L’armée congolaise est à la recherche des suspects responsables du massacre de Béni, dans le nord-Kivu, dans l’est de la République Démocratique du Congo.

Les autorités congolaises semblent cette fois-ci décidées à traquer les responsables du massacre de Béni. Elles ont commencé à fouiller de fond en comble, ce mercredi matin, des villages des environs de Beni, dans l’est de la République démocratique du Congo (RDC), à la recherche de suspects après les massacres ayant ensanglanté la région, a indiqué l’ONU. Les rebelles ougandais de l’ADF sont les principaux suspects de ces tueries, qui durent déjà depuis plusieurs semaines et ont fait des centaines de morts.
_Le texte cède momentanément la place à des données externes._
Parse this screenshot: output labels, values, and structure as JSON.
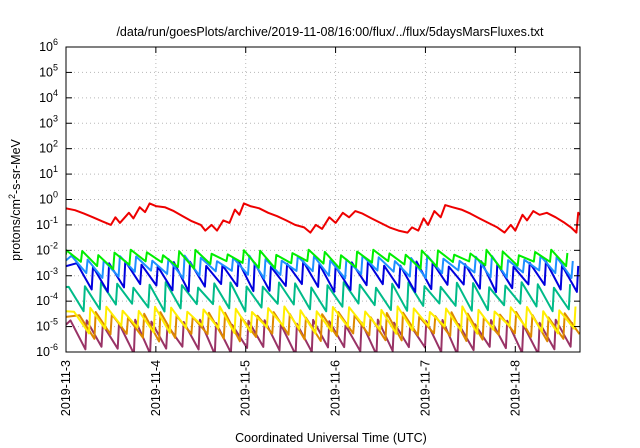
{
  "chart_data": {
    "type": "line",
    "title": "/data/run/goesPlots/archive/2019-11-08/16:00/flux/../flux/5daysMarsFluxes.txt",
    "xlabel": "Coordinated Universal Time (UTC)",
    "ylabel_parts": {
      "prefix": "protons/cm",
      "sup": "2",
      "suffix": "-s-sr-MeV"
    },
    "yscale": "log",
    "ylim_exp": [
      -6,
      6
    ],
    "xlim_days": [
      0,
      5.72
    ],
    "grid": true,
    "legend": "none",
    "x_ticks": [
      {
        "label": "2019-11-3",
        "day": 0
      },
      {
        "label": "2019-11-4",
        "day": 1
      },
      {
        "label": "2019-11-5",
        "day": 2
      },
      {
        "label": "2019-11-6",
        "day": 3
      },
      {
        "label": "2019-11-7",
        "day": 4
      },
      {
        "label": "2019-11-8",
        "day": 5
      }
    ],
    "y_ticks": [
      {
        "base": "10",
        "exp": "6"
      },
      {
        "base": "10",
        "exp": "5"
      },
      {
        "base": "10",
        "exp": "4"
      },
      {
        "base": "10",
        "exp": "3"
      },
      {
        "base": "10",
        "exp": "2"
      },
      {
        "base": "10",
        "exp": "1"
      },
      {
        "base": "10",
        "exp": "0"
      },
      {
        "base": "10",
        "exp": "-1"
      },
      {
        "base": "10",
        "exp": "-2"
      },
      {
        "base": "10",
        "exp": "-3"
      },
      {
        "base": "10",
        "exp": "-4"
      },
      {
        "base": "10",
        "exp": "-5"
      },
      {
        "base": "10",
        "exp": "-6"
      }
    ],
    "series": [
      {
        "color": "#ee0000",
        "points": [
          [
            0.0,
            0.45
          ],
          [
            0.1,
            0.38
          ],
          [
            0.2,
            0.28
          ],
          [
            0.3,
            0.2
          ],
          [
            0.4,
            0.14
          ],
          [
            0.5,
            0.1
          ],
          [
            0.55,
            0.2
          ],
          [
            0.6,
            0.12
          ],
          [
            0.7,
            0.3
          ],
          [
            0.75,
            0.18
          ],
          [
            0.82,
            0.5
          ],
          [
            0.88,
            0.32
          ],
          [
            0.93,
            0.7
          ],
          [
            1.0,
            0.55
          ],
          [
            1.1,
            0.5
          ],
          [
            1.2,
            0.35
          ],
          [
            1.3,
            0.22
          ],
          [
            1.4,
            0.14
          ],
          [
            1.5,
            0.1
          ],
          [
            1.55,
            0.06
          ],
          [
            1.62,
            0.1
          ],
          [
            1.68,
            0.06
          ],
          [
            1.75,
            0.15
          ],
          [
            1.82,
            0.12
          ],
          [
            1.88,
            0.4
          ],
          [
            1.93,
            0.25
          ],
          [
            1.98,
            0.7
          ],
          [
            2.05,
            0.55
          ],
          [
            2.15,
            0.45
          ],
          [
            2.25,
            0.3
          ],
          [
            2.35,
            0.22
          ],
          [
            2.45,
            0.15
          ],
          [
            2.55,
            0.1
          ],
          [
            2.65,
            0.08
          ],
          [
            2.72,
            0.05
          ],
          [
            2.78,
            0.1
          ],
          [
            2.85,
            0.07
          ],
          [
            2.93,
            0.2
          ],
          [
            3.0,
            0.12
          ],
          [
            3.08,
            0.3
          ],
          [
            3.15,
            0.2
          ],
          [
            3.22,
            0.35
          ],
          [
            3.3,
            0.28
          ],
          [
            3.4,
            0.18
          ],
          [
            3.5,
            0.12
          ],
          [
            3.6,
            0.08
          ],
          [
            3.7,
            0.06
          ],
          [
            3.8,
            0.05
          ],
          [
            3.85,
            0.08
          ],
          [
            3.92,
            0.06
          ],
          [
            3.98,
            0.18
          ],
          [
            4.03,
            0.1
          ],
          [
            4.1,
            0.35
          ],
          [
            4.17,
            0.2
          ],
          [
            4.22,
            0.6
          ],
          [
            4.3,
            0.5
          ],
          [
            4.4,
            0.4
          ],
          [
            4.5,
            0.28
          ],
          [
            4.6,
            0.18
          ],
          [
            4.7,
            0.12
          ],
          [
            4.8,
            0.08
          ],
          [
            4.88,
            0.05
          ],
          [
            4.95,
            0.1
          ],
          [
            5.0,
            0.06
          ],
          [
            5.08,
            0.25
          ],
          [
            5.13,
            0.15
          ],
          [
            5.2,
            0.35
          ],
          [
            5.27,
            0.25
          ],
          [
            5.35,
            0.3
          ],
          [
            5.45,
            0.2
          ],
          [
            5.55,
            0.12
          ],
          [
            5.62,
            0.08
          ],
          [
            5.68,
            0.05
          ],
          [
            5.7,
            0.3
          ],
          [
            5.72,
            0.25
          ]
        ]
      },
      {
        "color": "#00ee00",
        "lo": 0.0028,
        "hi": 0.0085,
        "phase": 0.0
      },
      {
        "color": "#1e90ff",
        "lo": 0.0012,
        "hi": 0.005,
        "phase": 0.06
      },
      {
        "color": "#0000dd",
        "lo": 0.00035,
        "hi": 0.003,
        "phase": 0.12
      },
      {
        "color": "#00bb88",
        "lo": 6e-05,
        "hi": 0.00045,
        "phase": 0.03
      },
      {
        "color": "#ffee00",
        "lo": 8e-06,
        "hi": 5e-05,
        "phase": 0.09
      },
      {
        "color": "#dd8800",
        "lo": 4e-06,
        "hi": 3e-05,
        "phase": 0.15
      },
      {
        "color": "#993366",
        "lo": 1.2e-06,
        "hi": 1.5e-05,
        "phase": 0.05
      }
    ]
  }
}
Les Forces armées de la RDC (FARDC) « opèrent des fouilles dans les localités où les témoins ont signalé la présence (ou) le passage des présumés rebelles ougandais des ADF », écrit la Mission des Nations Unies au Congo (MONUSCO) sur son compte Twitter. L’armée avait déjà arrêté, lundi, « 34 hommes armés et 10 civils », selon la MONUSCO, notant que les FARDC ont également « récupéré 24 armes de guerre dans le territoire de Beni en proie aux rebelles ougandais des ADF ».

Cette opération vise à « déférer devant la justice les responsables de la succession de tueries à l’arme blanche qui ont coûté la vie à plus de 200 personnes, depuis octobre, dans la ville de Beni et dans ses environs», ajoute l’ONU. La ville de Beni est située dans le nord du Nord-Kivu, à environ 250 km au nord de Goma, la capitale de cette province déchirée par les conflits armés depuis plus de 20 ans. L’armée congolaise n’a pu être jointe, ce mercredi matin, pour confirmer ces informations. Selon des élus locaux, les FARDC ont notamment bouclé, depuis plusieurs jours, la zone des villages où une centaine de personnes avaient été tuées jeudi.

Le gouvernement, l’ONU, plusieurs experts et diplomates, ainsi que la société civile, imputent aux ADF, rebelles opposés au Président ougandais Yoweri Musevini, présents dans l’est du Congo depuis 1995, la responsabilité des récents massacres de civils dans cette région, qui ont débuté en octobre.